こいろり!
02.お嬢様との出会い
「お前、2年だよな?なんだよその頭はさぁ」
「その目付き、メチャクソ、生意気なんだよっ」
校舎裏のごみ捨て場の建物の後ろはとにかく雰囲気が悪い。
目の前には同じ制服を着る男子生徒が2人。
上履きの色から3年。
人気がない死角になっているその場所は、普段 生徒は通らない。教師も滅多にこない。
気付いても仲裁になんてこないだろう。
胸ぐらを掴まれてグイッと持ち上げられると同時に、壁にぶつかり背中に鈍い痛みが走った。
「わりーわりー、手が滑っちまった」
うひゃひゃひゃ、と下品な笑い声がその場に響き渡る。1人に後ろから両腕を押さえられ、もう1人が拳を振り上げた。
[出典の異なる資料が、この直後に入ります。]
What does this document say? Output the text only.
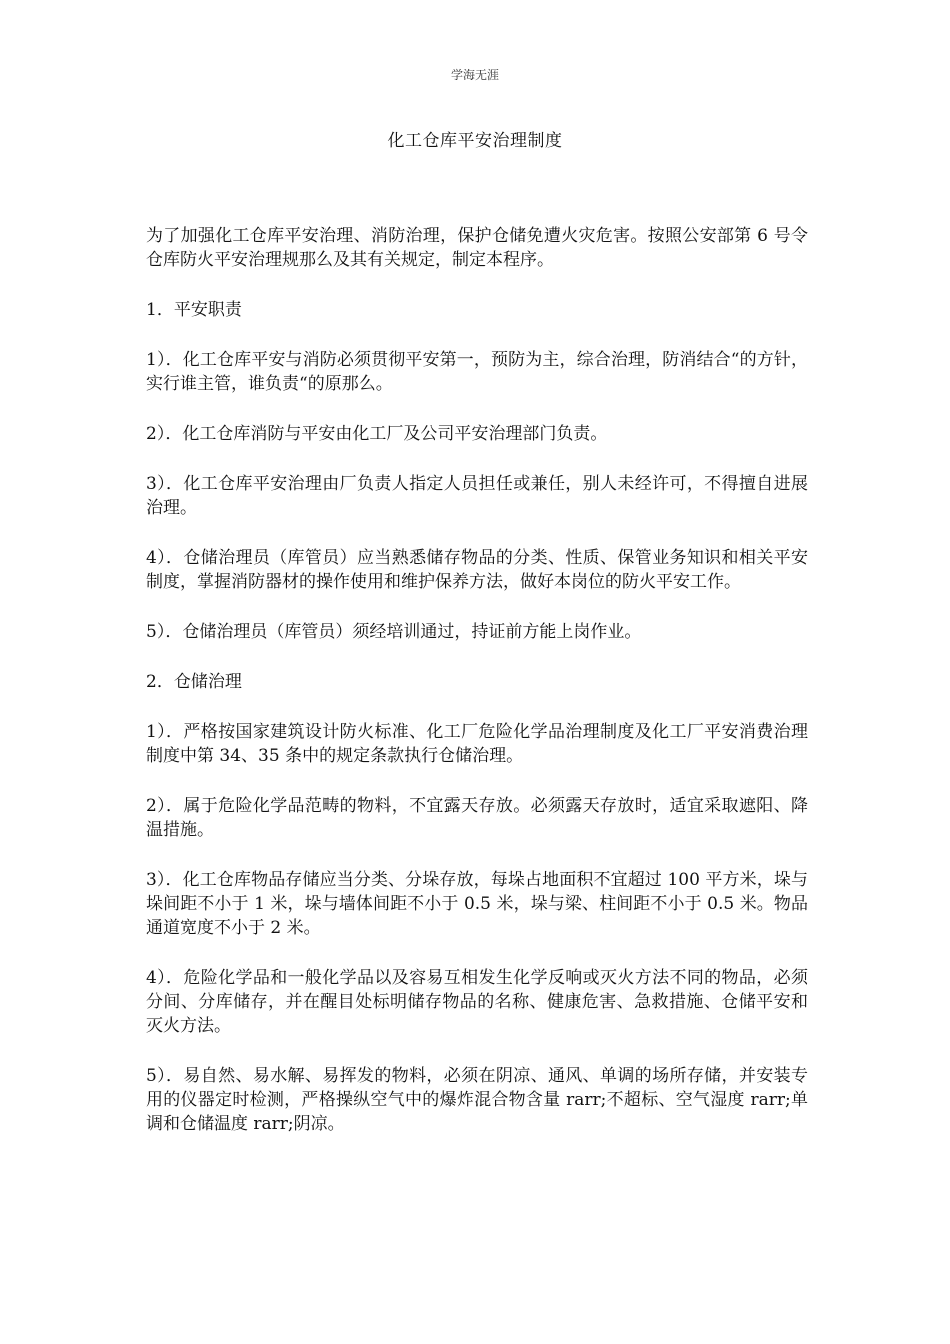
学海无涯
化工仓库平安治理制度

为了加强化工仓库平安治理、消防治理，保护仓储免遭火灾危害。按照公安部第 6 号令仓库防火平安治理规那么及其有关规定，制定本程序。

1．平安职责

1）．化工仓库平安与消防必须贯彻平安第一，预防为主，综合治理，防消结合“的方针，实行谁主管，谁负责“的原那么。

2）．化工仓库消防与平安由化工厂及公司平安治理部门负责。

3）．化工仓库平安治理由厂负责人指定人员担任或兼任，别人未经许可，不得擅自进展治理。

4）．仓储治理员（库管员）应当熟悉储存物品的分类、性质、保管业务知识和相关平安制度，掌握消防器材的操作使用和维护保养方法，做好本岗位的防火平安工作。

5）．仓储治理员（库管员）须经培训通过，持证前方能上岗作业。

2．仓储治理

1）．严格按国家建筑设计防火标准、化工厂危险化学品治理制度及化工厂平安消费治理制度中第 34、35 条中的规定条款执行仓储治理。

2）．属于危险化学品范畴的物料，不宜露天存放。必须露天存放时，适宜采取遮阳、降温措施。

3）．化工仓库物品存储应当分类、分垛存放，每垛占地面积不宜超过 100 平方米，垛与垛间距不小于 1 米，垛与墙体间距不小于 0.5 米，垛与梁、柱间距不小于 0.5 米。物品通道宽度不小于 2 米。

4）．危险化学品和一般化学品以及容易互相发生化学反响或灭火方法不同的物品，必须分间、分库储存，并在醒目处标明储存物品的名称、健康危害、急救措施、仓储平安和灭火方法。

5）．易自然、易水解、易挥发的物料，必须在阴凉、通风、单调的场所存储，并安装专用的仪器定时检测，严格操纵空气中的爆炸混合物含量 rarr;不超标、空气湿度 rarr;单调和仓储温度 rarr;阴凉。
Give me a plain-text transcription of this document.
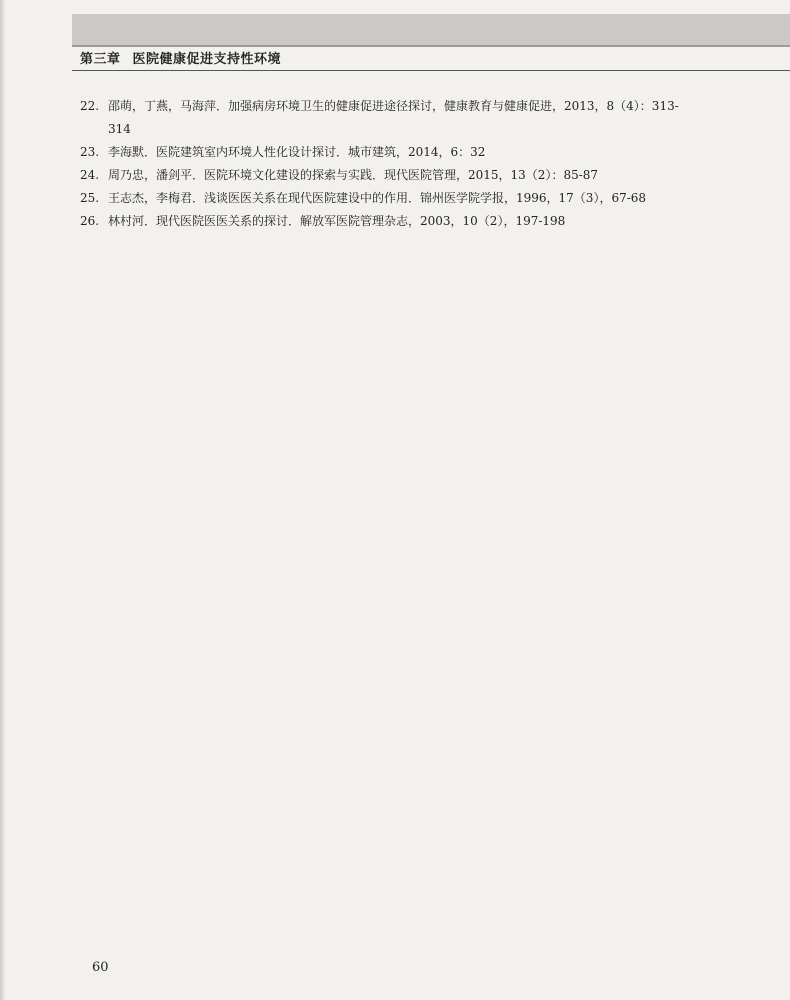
第三章 医院健康促进支持性环境
22. 邵萌，丁燕，马海萍．加强病房环境卫生的健康促进途径探讨，健康教育与健康促进，2013，8（4）：313-
314
23. 李海默．医院建筑室内环境人性化设计探讨．城市建筑，2014，6：32
24. 周乃忠，潘剑平．医院环境文化建设的探索与实践．现代医院管理，2015，13（2）：85-87
25. 王志杰，李梅君．浅谈医医关系在现代医院建设中的作用．锦州医学院学报，1996，17（3），67-68
26. 林村河．现代医院医医关系的探讨．解放军医院管理杂志，2003，10（2），197-198
60
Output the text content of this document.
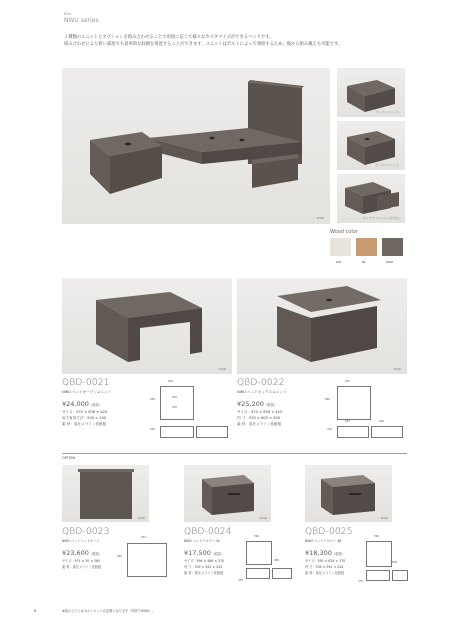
Bed
NWU series
２種類のユニットとオプションを組み合わせることで用途に応じて様々なカスタマイズができるベッドです。
組み合わせにより狭い部屋でも効率的な収納を用意することができます。ユニットはボルトによって連結するため、後から組み換えも可能です。
WGR
オープンユニット
ボックスユニット
ボックスユニット+引き出し
Wood color
WH	NL	WGR
WGR	WGR
QBD-0021
NWU ベッドオープンユニット
¥24,000（税抜）
サイズ：970 × 658 × 420
床下有効寸法：500 × 350
素 材：高圧メラミン化粧板
970
658
420
500
350
QBD-0022
NWU ベッドボックスユニット
¥25,200（税抜）
サイズ：970 × 658 × 425
内 寸：933 × 605 × 400
素 材：高圧メラミン化粧板
970
658
425
933	605
OPTION
WGR	WGR	WGR
QBD-0023
NWU ベッドヘッドボード
¥23,600（税抜）
サイズ：974 × 30 × 560
素 材：高圧メラミン化粧板
974
560
QBD-0024
NWU ベッドドロワー 4C
¥17,500（税抜）
サイズ：596 × 486 × 370
内 寸：534 × 452 × 244
素 材：高圧メラミン化粧板
596
486
370
QBD-0025
NWU ベッドドロワー 4B
¥18,300（税抜）
サイズ：590 × 628 × 370
内 寸：534 × 592 × 244
素 材：高圧メラミン化粧板
590
628
370
6	※組み立てにはボルトセットが必要となります（別売り¥500）。
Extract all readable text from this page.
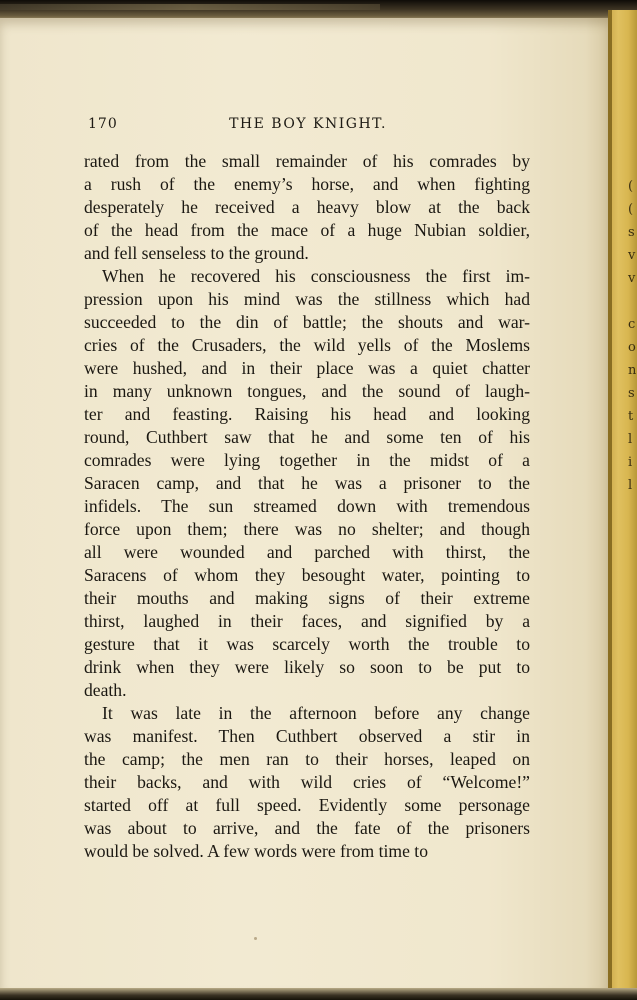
(
(
s
v
v
c
o
n
s
t
l
i
l
170	THE BOY KNIGHT.

rated from the small remainder of his comrades by
a rush of the enemy’s horse, and when fighting
desperately he received a heavy blow at the back
of the head from the mace of a huge Nubian soldier,
and fell senseless to the ground.

When he recovered his consciousness the first im-
pression upon his mind was the stillness which had
succeeded to the din of battle; the shouts and war-
cries of the Crusaders, the wild yells of the Moslems
were hushed, and in their place was a quiet chatter
in many unknown tongues, and the sound of laugh-
ter and feasting. Raising his head and looking
round, Cuthbert saw that he and some ten of his
comrades were lying together in the midst of a
Saracen camp, and that he was a prisoner to the
infidels. The sun streamed down with tremendous
force upon them; there was no shelter; and though
all were wounded and parched with thirst, the
Saracens of whom they besought water, pointing to
their mouths and making signs of their extreme
thirst, laughed in their faces, and signified by a
gesture that it was scarcely worth the trouble to
drink when they were likely so soon to be put to
death.

It was late in the afternoon before any change
was manifest. Then Cuthbert observed a stir in
the camp; the men ran to their horses, leaped on
their backs, and with wild cries of “Welcome!”
started off at full speed. Evidently some personage
was about to arrive, and the fate of the prisoners
would be solved. A few words were from time to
口の中に血の味が広がっていくから、内側の肉が切れたんだろうな。
「ごめんなー、こいつ手癖悪くてさぁ」
「あー、また手が滑っ…」
────ガン!!!
今度は頭に鈍く震えるような痛みが走る。
俺がクソ3年の顔面を頭突きしてやった痛みだ。
「1人じゃ喧嘩もできねーんすか?先輩として恥ずかしいっすねぇ」
あー、ムカツク。コイツら自業自得だよな?ニイッと自身の口元を緩めてパキッと指の関節をならした。